Monday, January 25, 2010

So, you're a lumberjack?

Today I went to the woods to take some tree measurements. The stand we wanted to work on was thinned, so we had to go to a different stand on North Forest. It hadn't been thinned recently, so there was a lot of understory growth and suppressed trees. It was a very windy day, and the young trees of this stand were so limber from the youth and from all the recent rain that they were blowing above us like green, tufted feathers.

Taking tree measurements is pretty easy and fun. You just go out there and measure diameter with a d-tape and height with (today we used) a Haga Altimeter. Then you record and repeat. The whole time you are out there working it's just kind of pleasant. I can't help but thinking, wow, I am so lucky that this is what I do.

One of the reasons I really enjoy the prof I am TA-ing for this term is that he is just absolutely passionate about trees. He really knows "everything there is to know" about ecology. Today as we were working he would go off and find leaves or cones from trees I didn't even notice; it turns out we were right next to Clemson's old arboretum, so a lot of strange species were out there. Like China-Fir or Table Mountain Pine. He just loves the woods. I love the woods.

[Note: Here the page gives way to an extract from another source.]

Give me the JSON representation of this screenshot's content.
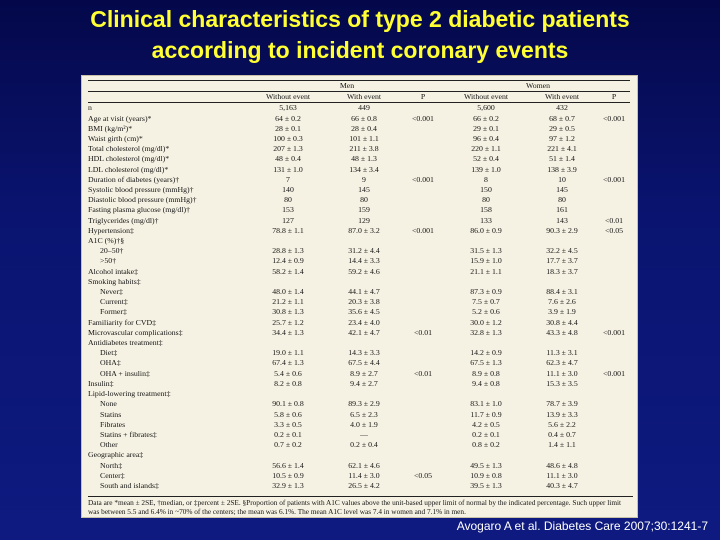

To me, being in the woods feels like I am being healed. I breathe and the trees siphon through themselves all the junk and stress. I feel the wet soil encroach on my feet through my boots. Twigs scratch at my face. Dirt climbs under my fingernails. I feel completely alive.


1 comment:

  1. That sounds awesome...I love my work, but if there was one thing I could could change about biophysics, it would be to add an outdoors "field work" component to it! Oh well...I guess I can still wander through the mountains, and think about physics...that's almost as good.